The Great Uprising. By James C. Bennett. National Review, March 25, 2013.
Review of 1775: A Good Year for Revolution. By Kevin Phillips. New York: Viking, 2013. 656 pp.
Bennett:
Shelley
described George III in 1819 as “an old, mad, blind, despised, and dying king,”
an example of “rulers who neither see, nor feel, nor know, / But leech-like to
their fainting country cling.” This would not have been a fair description of
the George III of 1775, who was sane, sober, and dedicated to his work — yet it
was a perennially accurate description of a governing paradigm that has always
failed. Many ruling classes will blindly adhere to existing policies, doubling
down on the very features that make them disastrous, and reach for coercion
where reason and persuasion can no longer serve.
Kevin
Phillips has written a timely and useful portrait of the beginning of the end
of the first British Empire and the mercantilist system that guided its rulers.

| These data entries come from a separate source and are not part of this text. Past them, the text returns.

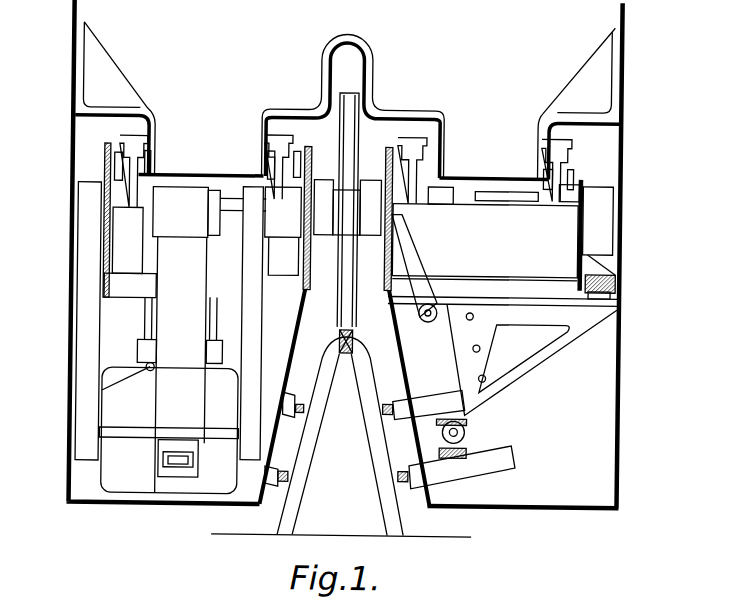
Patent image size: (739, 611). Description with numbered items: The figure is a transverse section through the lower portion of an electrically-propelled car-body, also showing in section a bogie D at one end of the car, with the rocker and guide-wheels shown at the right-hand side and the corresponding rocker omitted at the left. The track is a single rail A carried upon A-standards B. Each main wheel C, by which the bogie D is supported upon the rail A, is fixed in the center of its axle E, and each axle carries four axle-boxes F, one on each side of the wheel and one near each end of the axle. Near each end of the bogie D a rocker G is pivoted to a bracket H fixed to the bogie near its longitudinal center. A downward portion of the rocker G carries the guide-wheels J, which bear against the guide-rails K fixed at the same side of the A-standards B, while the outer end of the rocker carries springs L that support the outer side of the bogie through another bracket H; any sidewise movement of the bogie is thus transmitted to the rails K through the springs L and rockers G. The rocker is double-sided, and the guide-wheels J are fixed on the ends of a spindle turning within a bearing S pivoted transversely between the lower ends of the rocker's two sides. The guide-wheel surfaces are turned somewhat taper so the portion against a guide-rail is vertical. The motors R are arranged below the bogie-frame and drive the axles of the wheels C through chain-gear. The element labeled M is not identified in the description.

The single rail A is at (341, 333).
The A-standards B is at (345, 412).
The main wheel C is at (348, 141).
The bogie D is at (485, 242).
The axle E is at (369, 201).
The axle-box F is at (145, 177).
The rocker G is at (531, 360).
The bracket H is at (413, 269).
The guide-wheels J is at (288, 405).
The guide-rails K is at (384, 409).
The springs L is at (502, 291).
The block M is at (599, 243).
The motors R is at (169, 428).
The bearing S is at (467, 438).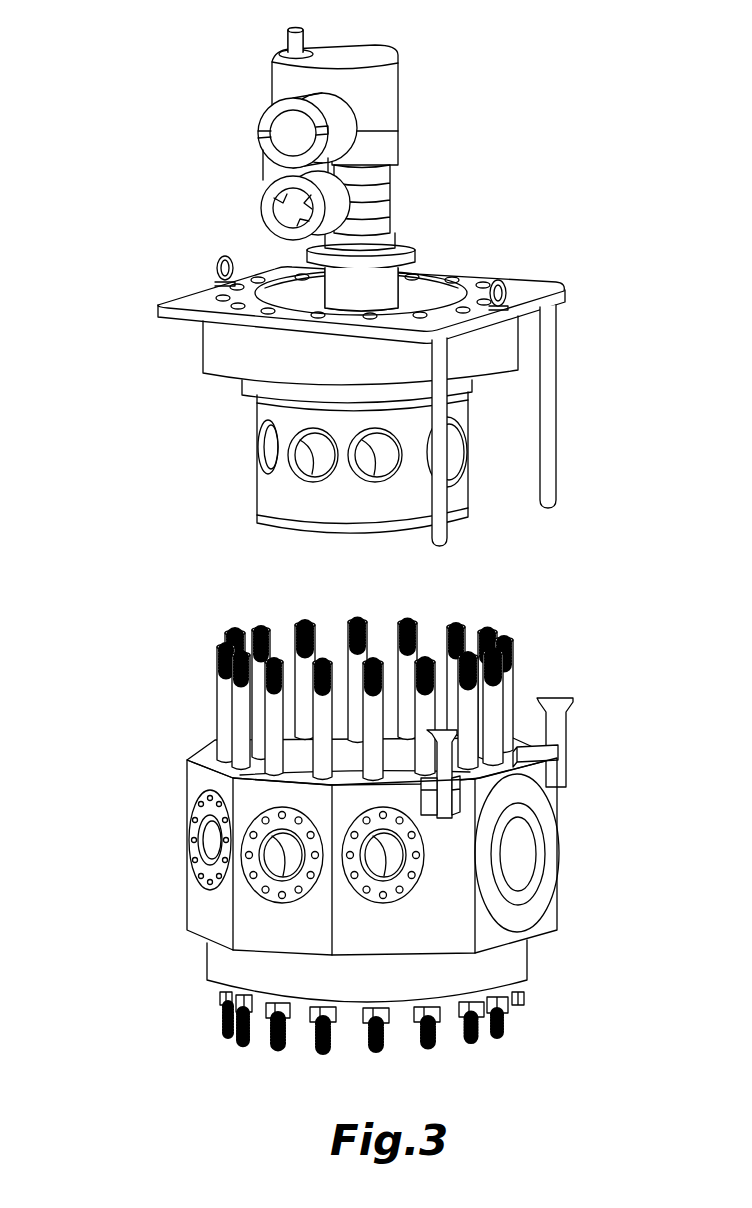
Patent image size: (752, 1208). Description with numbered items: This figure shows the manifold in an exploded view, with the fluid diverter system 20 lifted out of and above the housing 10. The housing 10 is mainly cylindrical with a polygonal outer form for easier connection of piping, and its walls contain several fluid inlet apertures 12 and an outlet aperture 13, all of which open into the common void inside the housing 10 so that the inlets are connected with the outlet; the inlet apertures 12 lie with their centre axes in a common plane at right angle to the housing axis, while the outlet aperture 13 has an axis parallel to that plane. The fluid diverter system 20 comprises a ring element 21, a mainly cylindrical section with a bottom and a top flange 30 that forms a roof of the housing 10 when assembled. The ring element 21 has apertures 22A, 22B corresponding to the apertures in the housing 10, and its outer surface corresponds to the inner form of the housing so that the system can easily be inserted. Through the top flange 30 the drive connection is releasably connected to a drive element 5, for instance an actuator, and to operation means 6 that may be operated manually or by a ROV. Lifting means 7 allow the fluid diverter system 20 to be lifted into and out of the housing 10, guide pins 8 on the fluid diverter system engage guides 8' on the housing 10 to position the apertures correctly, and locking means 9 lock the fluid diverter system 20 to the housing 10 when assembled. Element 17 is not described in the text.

The drive element 5 is at (262, 117).
The operation means 6 is at (288, 42).
The lifting means 7 is at (216, 261).
The guide pin 8 is at (523, 425).
The guide 8' is at (510, 783).
The locking means 9 is at (222, 700).
The housing 10 is at (457, 920).
The fluid inlet aperture 12 is at (268, 855).
The outlet aperture 13 is at (518, 862).
The flange connection 17 is at (352, 893).
The fluid diverter system 20 is at (134, 384).
The ring element 21 is at (295, 511).
The aperture 22A is at (262, 447).
The aperture 22B is at (455, 472).
The top flange 30 is at (238, 324).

The story he tells is a fascinating one for people interested in that era, but
it has contemporary relevance as well. It is a case study for those of us
seeking to understand the rapidly approaching end of the failing institutions
of our own era: big bureaucratic government, labor unions, and crony
corporations. Just as George III did, our rulers cling to power and seek to
intensify the very features that are causing their downfall.